Long for sale, former US Sen. John Edwards’ Chapel Hill estate has buyers with big plans
A working farm west of Chapel Hill that once was home to former U.S. Sen. and presidential candidate John Edwards is finding new life as a luxury home community for 12 new families.
Rockford Development, founded by Edwards in 2019, is partnering with Chapel Hill developer Tom Heffner to build the 102-acre subdivision at 1201 Old Greensboro Road, Heffner told The News & Observer in an interview Wednesday.
The 10 homes under construction are selling for between $1.5 million and $2 million-plus, he said.
Rockford is named for the “rock ford” that crosses Phils Creek on the property, located in southwestern Orange County about five miles from Carrboro, according to the Heffner Properties website. Roughly 40 acres of woods, the creek and ponds will be preserved.
Edwards bought the property, which has a Chapel Hill postal address, in 2004, building a 26,000-square-foot estate for his family that includes a 10,800-square-foot home with a four-bedroom guest house. His wife, Elizabeth Edwards, who was diagnosed with breast cancer in 2004, died in 2010.
Heffner said he got to know Edwards during that time, while he was building the Westhampton subdivision off Hatch Road, which backs up to the Edwards estate, Heffner said.
They later were re-acquainted through Edwards’ marketing agent when he listed the property for sale at $6.9 million in December 2016. The house languished without a buyer, even after the price was cut by $1 million in 2017.
In 2019, the property was subdivided, and the guest home and over 6 acres of land sold for $800,000 the next year. In November, the main house, which sits on 10 acres, was sold for nearly $2.7 million.
The sales took a long time, in part because the home was custom-built for the Edwards family, Heffner said.
“The purchase price was real, real high, so you cut down on the potential pool of buyers for it,” he said. “And then, when you do find a buyer who can financially handle the transaction, then they have to like the house.”
Enter the current housing market, which has seen lines of cars and people stalking available properties, bidding wars, and homes being sold for well over their asking price. Builders have struggled to keep pace with the demand.
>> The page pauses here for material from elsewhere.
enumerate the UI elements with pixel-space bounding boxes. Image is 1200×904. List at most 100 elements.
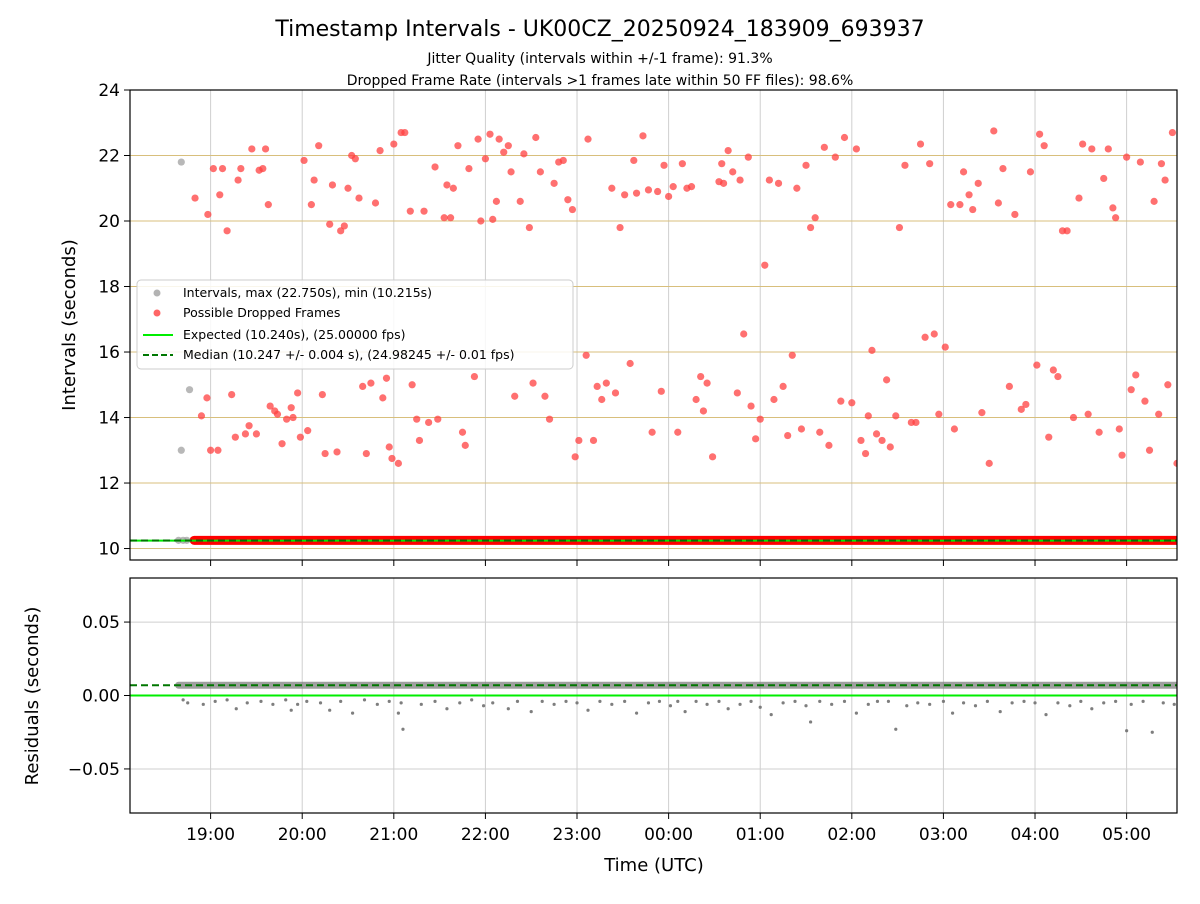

The remaining 10 lots, ranging from 2.25 acres to 5.5 acres, sold in just a few months to private buyers and Raleigh and Chapel Hill home builders, Heffner said. The normal timeline is 12 to 18 months, he said.
Four homes are under construction, and one should be ready for occupancy soon. All are served by a private well and septic system.
“The market is so overheated right now. We have such a profound supply-demand imbalance that there is more demand in this upper price range and less supply than we probably have ever seen in the Chapel Hill market,” Heffner said.
On Wednesday, Realtor.com showed 139 single-family homes for sale in Orange County, over 60 of which had sales pending. The median list price as of February was $538,000, down roughly 4.7% since February 2021.
The median time a house spent on the market was 40 days, compared with 18 days in Wake County.
The pressure on pricing was higher in surrounding counties, however, with a 13.7% increase over the last year in Durham County, 18.3% in Chatham County and 21% in Alamance County.
Wake County reported a 9% pricing increase in the last year, but home listings fell by 55% in February compared to a year earlier, The News & Observer has reported.